· Cidade do Vaticano ·

1700 anos do concílio de Niceia

Símbolo de colegialidade

 Símbolo de colegialidade  POR-004
08 abril 2025

Este ano comemora-se o 1.700º aniversário da celebração, em Niceia, do primeiro concílio ecuménico da história. De 27 de fevereiro a 1 de março, foi-lhe dedicada uma conferência internacional, que teve lugar na Pontifícia Universidade Gregoriana. O título do encontro — organizado pela Gregoriana e pela Universidade de Münster — foi: «A confissão do concílio de Niceia, história e teologia». A seguir, excertos de um dos relatórios, sobre o tema: «O que é um sínodo e qual é a particularidade de Niceia?».

Emanuela Prinzivalli

Com base na sua etimologia, o termo synodos, composto pela preposição syn e pelo substantivo odos (percurso), significa reunião, assembleia, encontro. O seu equivalente latino é concilium. O termo é geralmente associado a um encontro com debates e, às vezes, com disputas. Heródoto (séc. v a.c.) narra que, antes da batalha decisiva de Plateias (Histórias ix.27, 43), os Atenienses e os Tegeus participaram num debate verbal sobre quem deveria comandar um dos flancos do exército.

Em resposta à narração dos Tegeus sobre as suas antigas conquistas, os Atenienses começaram o seu discurso utilizando o dispositivo retórico da praeteritio (ou paralipsis), afirmando: «Sabemos que este sínodo foi convocado para combater os bárbaros, não para fazer discursos...», antes de continuar a destacar as suas proezas passadas. A própria utilização do mecanismo retórico da praeteritio confirma que um synodos é um encontro para debater. A constatação de que Heródoto utiliza este termo demonstra que já circulava no seu tempo.

Nos textos do Novo Testamento, o termo enquanto tal não aparece, mas volta a ideia de uma reunião para debater, na célebre passagem sobre o chamado sínodo de Jerusalém, onde se diz (At 15, 6): οιου τού του («Então, os apóstolos e os anciãos reuniram-se para examinar esta questão»). O verbo sun-ago é perfeitamente semelhante, quanto ao significado, a synodos: a situação, mutatis mutandis, parece análoga à descrita por Heródoto a propósito dos Atenienses e dos Tegeus. Trata-se de uma reunião de pessoas que compartilham um objetivo comum, neste caso específico a evangelização, provenientes de várias partes e com diferentes posições, e que debatem animadamente sobre as formas de alcançar este objetivo.

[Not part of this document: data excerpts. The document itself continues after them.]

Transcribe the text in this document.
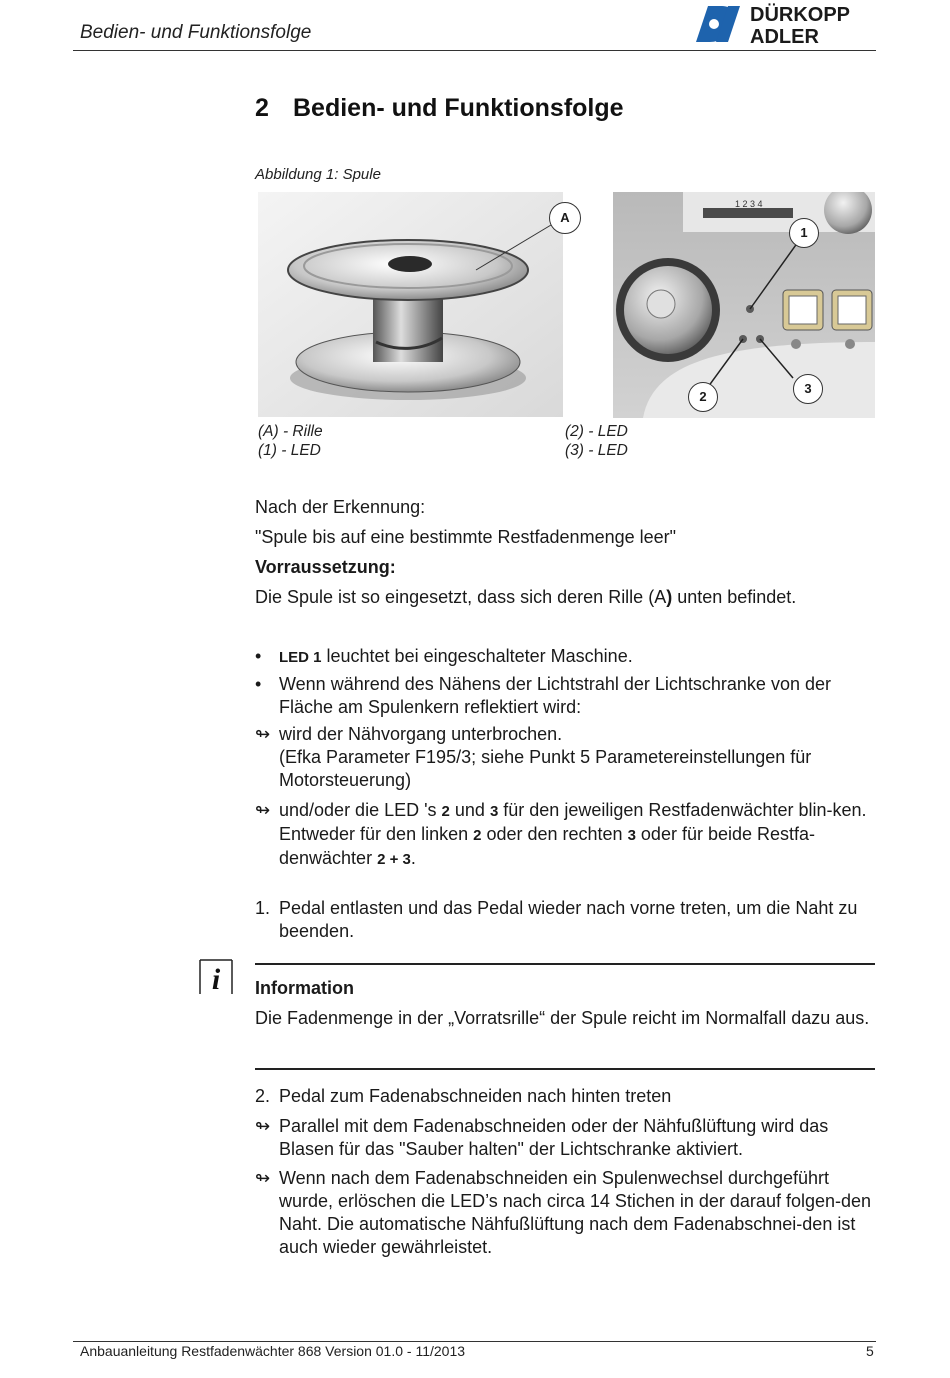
Bedien- und Funktionsfolge
DÜRKOPP
ADLER
2 Bedien- und Funktionsfolge
Abbildung 1: Spule
A
1 2 3 4
1
2
3
(A) - Rille
(1) - LED
(2) - LED
(3) - LED
Nach der Erkennung:
"Spule bis auf eine bestimmte Restfadenmenge leer"
Vorraussetzung:
Die Spule ist so eingesetzt, dass sich deren Rille (A) unten befindet.
•	LED 1 leuchtet bei eingeschalteter Maschine.
• Wenn während des Nähens der Lichtstrahl der Lichtschranke von der Fläche am Spulenkern reflektiert wird:
↬ wird der Nähvorgang unterbrochen.
(Efka Parameter F195/3; siehe Punkt 5 Parametereinstellungen für Motorsteuerung)
↬ und/oder die LED 's 2 und 3 für den jeweiligen Restfadenwächter blin-ken.
Entweder für den linken 2 oder den rechten 3 oder für beide Restfa-denwächter 2 + 3.
1. Pedal entlasten und das Pedal wieder nach vorne treten, um die Naht zu beenden.
i Information
Die Fadenmenge in der „Vorratsrille“ der Spule reicht im Normalfall dazu aus.
2. Pedal zum Fadenabschneiden nach hinten treten
↬ Parallel mit dem Fadenabschneiden oder der Nähfußlüftung wird das Blasen für das "Sauber halten" der Lichtschranke aktiviert.
↬ Wenn nach dem Fadenabschneiden ein Spulenwechsel durchgeführt wurde, erlöschen die LED’s nach circa 14 Stichen in der darauf folgen-den Naht. Die automatische Nähfußlüftung nach dem Fadenabschnei-den ist auch wieder gewährleistet.
Anbauanleitung Restfadenwächter 868 Version 01.0 - 11/2013	5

Portanto, embora os modos de se reunir para debater e tomar decisões se encontrem em todas as formas de organização e governo da área mediterrânea (pensemos no senado romano) e, por isso, seja natural que se encontre entre os cristãos, nos debates dos estudiosos não é tão claro quando se pode começar a falar de sínodos cristãos no sentido técnico.

Citando as palavras de Thomas Graumann, que em 2021 publicou o volume The Acts of Early Church Councils, «from the late second century onwards, leading churchmen from more than a single locality (“civitas” or “paroikia”) convened sporadically to discuss certain challenges arising in their churches and to decide how to respond. […] These sporadic gatherings evolved over the course of the third century into more regular synods or councils».

Graumann e, um pouco, todos aqueles que se ocuparam de sínodos nos últimos anos alertam para o risco do anacronismo, ou seja, de projetar para o passado, para os vários tipos de reuniões dos séculos ii e iii, costumes e instituições posteriores, como na verdade faz Eusébio. Mas, evidentemente, tudo depende da definição hoje aceite de sínodo cristão.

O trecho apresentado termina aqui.